University of Cambridge.
Res Sq. 2023 Mar 21:rs.3.rs-2644890. doi: 10.21203/rs.3.rs-2644890/v1.
Circulating miR-371a-3p has excellent performance in the detection of viable (non-teratoma) GCT pre-orchiectomy; however, its ability to detect occult disease is understudied. To refine the serum miR-371a-3p assay in the minimal residual disease setting we compared performance of raw (Cq) and normalized (∆Cq, RQ) values from prior assays, and validated interlaboratory concordance by aliquot swapping. Revised assay performance was determined in a cohort of 32 patients suspected of occult retroperitoneal disease. Assay superiority was determined by comparing resulting receiver-operator characteristic (ROC) curves using the Delong method. Pairwise t-tests were used to test for interlaboratory concordance. Performance was comparable when thresholding based on raw Cq normalized values. Interlaboratory concordance of miR-371a-3p was high, but reference genes miR-30b-5p and cel-miR-39-3p were discordant. Introduction of an indeterminate range of Cq 28-35 with a repeat run for any indeterminate improved assay accuracy from 0.84 to 0.92 in a group of patients suspected of occult GCT. We recommend that serum miR-371a-3p test protocols are updated to a) utilize threshold-based approaches using raw Cq values, b) continue to include an endogenous (e.g., miR-30b-5p) and exogenous non-human spike-in (e.g., cel-miR-39-3p) microRNA for quality control, and c) to re-run any sample with an indeterminate result.

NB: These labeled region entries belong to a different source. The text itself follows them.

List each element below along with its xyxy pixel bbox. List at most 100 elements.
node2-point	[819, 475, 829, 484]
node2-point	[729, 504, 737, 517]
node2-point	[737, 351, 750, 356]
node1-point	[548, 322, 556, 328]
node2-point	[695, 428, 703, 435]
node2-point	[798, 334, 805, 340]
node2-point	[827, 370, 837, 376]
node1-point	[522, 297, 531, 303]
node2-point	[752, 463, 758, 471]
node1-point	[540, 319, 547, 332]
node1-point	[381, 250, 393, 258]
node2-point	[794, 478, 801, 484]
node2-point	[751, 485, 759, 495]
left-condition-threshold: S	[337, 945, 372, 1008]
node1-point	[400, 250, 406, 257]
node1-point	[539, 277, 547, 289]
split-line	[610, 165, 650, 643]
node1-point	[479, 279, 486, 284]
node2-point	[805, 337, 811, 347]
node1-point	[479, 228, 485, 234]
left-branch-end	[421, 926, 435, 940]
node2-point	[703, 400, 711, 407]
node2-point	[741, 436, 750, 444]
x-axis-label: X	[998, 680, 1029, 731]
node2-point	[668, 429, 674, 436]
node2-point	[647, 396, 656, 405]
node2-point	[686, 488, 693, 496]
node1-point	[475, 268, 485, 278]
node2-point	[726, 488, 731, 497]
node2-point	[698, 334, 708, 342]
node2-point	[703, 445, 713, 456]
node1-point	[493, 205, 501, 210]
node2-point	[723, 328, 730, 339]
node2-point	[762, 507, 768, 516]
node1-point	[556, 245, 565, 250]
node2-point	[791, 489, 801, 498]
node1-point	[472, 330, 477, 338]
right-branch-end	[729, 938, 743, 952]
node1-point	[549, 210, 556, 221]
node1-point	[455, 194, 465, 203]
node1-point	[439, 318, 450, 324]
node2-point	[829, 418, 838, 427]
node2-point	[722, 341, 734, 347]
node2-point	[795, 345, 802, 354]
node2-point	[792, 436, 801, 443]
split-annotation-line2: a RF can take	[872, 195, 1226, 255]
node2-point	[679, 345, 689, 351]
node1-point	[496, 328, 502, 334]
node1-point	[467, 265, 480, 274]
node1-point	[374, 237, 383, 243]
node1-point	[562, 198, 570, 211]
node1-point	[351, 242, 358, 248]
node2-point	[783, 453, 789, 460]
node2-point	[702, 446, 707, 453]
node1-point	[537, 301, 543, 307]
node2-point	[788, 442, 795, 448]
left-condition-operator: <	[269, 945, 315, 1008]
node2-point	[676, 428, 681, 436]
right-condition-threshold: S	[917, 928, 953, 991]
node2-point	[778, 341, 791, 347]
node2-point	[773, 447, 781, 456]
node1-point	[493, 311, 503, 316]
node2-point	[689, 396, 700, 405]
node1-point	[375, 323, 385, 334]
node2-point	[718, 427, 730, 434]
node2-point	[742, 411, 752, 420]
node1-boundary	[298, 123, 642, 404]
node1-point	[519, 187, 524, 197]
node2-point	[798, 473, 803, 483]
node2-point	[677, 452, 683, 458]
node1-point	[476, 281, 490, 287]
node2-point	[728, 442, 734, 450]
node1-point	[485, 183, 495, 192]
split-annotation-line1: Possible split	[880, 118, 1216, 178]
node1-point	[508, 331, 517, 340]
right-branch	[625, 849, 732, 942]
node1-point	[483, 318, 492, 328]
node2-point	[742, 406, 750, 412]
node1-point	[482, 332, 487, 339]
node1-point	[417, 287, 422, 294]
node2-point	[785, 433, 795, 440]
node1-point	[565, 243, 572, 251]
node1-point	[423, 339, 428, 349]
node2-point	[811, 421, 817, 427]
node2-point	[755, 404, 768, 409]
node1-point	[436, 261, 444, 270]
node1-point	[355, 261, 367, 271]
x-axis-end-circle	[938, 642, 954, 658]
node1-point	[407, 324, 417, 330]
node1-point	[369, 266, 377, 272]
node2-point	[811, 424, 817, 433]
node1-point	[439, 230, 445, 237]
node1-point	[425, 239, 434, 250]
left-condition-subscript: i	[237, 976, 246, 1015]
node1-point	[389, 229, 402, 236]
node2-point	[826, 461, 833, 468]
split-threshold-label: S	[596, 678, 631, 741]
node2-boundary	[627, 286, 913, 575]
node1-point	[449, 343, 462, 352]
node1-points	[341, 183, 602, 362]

循环miR-371a-3p在睾丸切除术前行生殖细胞肿瘤(GCT,非畸胎瘤)活体检出中表现优异;然而,其对隐匿性疾病的检测能力研究不足。为优化微小残留病情况下的血清miR-371a-3p检测方法,我们比较了先前检测中的原始(Cq)值和标准化(∆Cq、RQ)值的性能,并通过样本交换验证了实验室间的一致性。在32例疑似隐匿性腹膜后疾病的患者队列中确定了修订后的检测性能。使用德龙方法比较所得的受试者工作特征(ROC)曲线来确定检测优势。采用配对t检验来检测实验室间的一致性。基于原始Cq值和标准化值进行阈值设定时,性能相当。miR-371a-3p的实验室间一致性较高,但内参基因miR-30b-5p和cel-miR-39-3p不一致。在一组疑似隐匿性GCT的患者中,引入Cq值在28 - 35之间的不确定范围并对任何不确定结果进行重复检测,将检测准确性从0.84提高到了0.92。我们建议更新血清miR-371a-3p检测方案,以:a)使用基于原始Cq值的阈值方法;b)继续纳入内源性(如miR-30b-5p)和外源性非人掺入(如cel-miR-39-3p)微小RNA进行质量控制;c)对任何结果不确定的样本进行重新检测。